Nassau is the capital of The Bahamas and is found on the island of New Providence.
Today, April 25th 2014 there were five large cruise ships in the harbour and the main shopping thoroughfare, Bay Street, was packed with passengers looking for bargains in the various duty free shops on this street. Once you moved from the main shopping street there was hardly anyone around. I wonder what these cruise passengers see on their journeys other than air-conditioned interiors of duty-free shops?
The Straw Market, now in a permanent building again, was full of people looking for souvenirs of their visit. The main purchases appeared to be bags, t-shirts, and objets d’art such as carved statues and gaudy paintings. Some straw items are still sold such as hats and shopping bags, but now The Straw Market is a general market that sells souvenirs. It’s also a good place to shelter should there be a tropical downpour for a few minutes.
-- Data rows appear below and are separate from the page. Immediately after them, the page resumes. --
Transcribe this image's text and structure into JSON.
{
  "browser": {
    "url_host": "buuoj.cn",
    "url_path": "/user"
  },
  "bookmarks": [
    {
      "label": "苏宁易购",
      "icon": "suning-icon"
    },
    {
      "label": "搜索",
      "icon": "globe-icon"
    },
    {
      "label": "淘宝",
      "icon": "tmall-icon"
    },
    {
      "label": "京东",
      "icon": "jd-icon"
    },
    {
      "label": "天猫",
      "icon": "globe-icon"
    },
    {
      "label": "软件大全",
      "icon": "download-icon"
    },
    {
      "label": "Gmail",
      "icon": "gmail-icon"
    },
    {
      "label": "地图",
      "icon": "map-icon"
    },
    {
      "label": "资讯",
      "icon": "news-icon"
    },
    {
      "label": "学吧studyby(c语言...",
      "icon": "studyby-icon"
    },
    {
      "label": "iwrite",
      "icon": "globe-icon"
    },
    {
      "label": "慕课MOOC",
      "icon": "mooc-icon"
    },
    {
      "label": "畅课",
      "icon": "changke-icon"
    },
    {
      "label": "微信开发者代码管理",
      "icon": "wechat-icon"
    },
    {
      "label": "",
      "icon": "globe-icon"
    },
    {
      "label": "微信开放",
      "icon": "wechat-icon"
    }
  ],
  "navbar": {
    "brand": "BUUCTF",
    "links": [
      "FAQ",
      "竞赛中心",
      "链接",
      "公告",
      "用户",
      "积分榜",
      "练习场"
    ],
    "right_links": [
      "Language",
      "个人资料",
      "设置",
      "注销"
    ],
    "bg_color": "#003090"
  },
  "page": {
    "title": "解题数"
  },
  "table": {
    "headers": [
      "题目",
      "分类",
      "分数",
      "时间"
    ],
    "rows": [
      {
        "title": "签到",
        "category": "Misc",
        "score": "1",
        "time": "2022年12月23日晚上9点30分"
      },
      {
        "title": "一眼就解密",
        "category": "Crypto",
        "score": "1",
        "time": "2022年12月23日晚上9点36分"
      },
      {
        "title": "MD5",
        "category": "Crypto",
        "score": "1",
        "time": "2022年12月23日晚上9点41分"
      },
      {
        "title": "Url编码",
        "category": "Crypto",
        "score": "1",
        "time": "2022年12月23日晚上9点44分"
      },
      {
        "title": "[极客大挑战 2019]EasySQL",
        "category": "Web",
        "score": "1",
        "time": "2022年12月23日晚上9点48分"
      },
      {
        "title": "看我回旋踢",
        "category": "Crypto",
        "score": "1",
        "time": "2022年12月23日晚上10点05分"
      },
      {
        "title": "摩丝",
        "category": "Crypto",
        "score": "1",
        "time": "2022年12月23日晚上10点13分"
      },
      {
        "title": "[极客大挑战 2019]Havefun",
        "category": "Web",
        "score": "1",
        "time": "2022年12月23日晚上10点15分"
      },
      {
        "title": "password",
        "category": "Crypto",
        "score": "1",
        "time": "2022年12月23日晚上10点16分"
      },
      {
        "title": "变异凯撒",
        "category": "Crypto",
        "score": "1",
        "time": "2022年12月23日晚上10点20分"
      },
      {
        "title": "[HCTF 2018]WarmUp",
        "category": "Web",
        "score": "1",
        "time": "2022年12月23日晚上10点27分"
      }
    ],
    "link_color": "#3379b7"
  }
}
Other sights worth visiting include Fort Charlotte – 15 minutes walk due west of the British Colonial Hilton hotel – with its guns pointing menacingly towards the cricket pitch and the cruise ship terminal. The entrance fee is 1 dollar and the information provided gives an accurate appraisal of the history of the fort. From the ramparts you can see the beach cabins on Arawak Cay, where everyone should eat at least one meal during their stay. Try the gin and coconut milk combination called a ‘Sky Juice’ while you are there.
The most amazing sight is the Queen’s staircase, which is in a gorge that was hollowed out of the ground by 6,000 slaves using six-inch long chisels, just to provide a potential escape route for the governor in case of surprise attack. This is the story that the local guides will tell you at least; whether it’s true is another matter.
Nassau became a city in 1684 when Christ Church Cathedral was built. This is the fourth incarnation of the building, the previous three having been destroyed by fire, Spaniards, and termites. Services are still held here.
The public buildings in and around Parliament Square are all a delicate shade of pink. There are posters in the area in front of the Parliament building outlining the important roles played by various politicians such as Sir Lynden Pindling and Sir Randol Fawkes. Round here are two places to eat. One is the breakfast and lunch place T’s Bistro, which has its own wi-fi and the other is the Cafe Matisse, an Italian restaurant (with non-Italian waiters) where romantic dinners can be had in the open courtyard.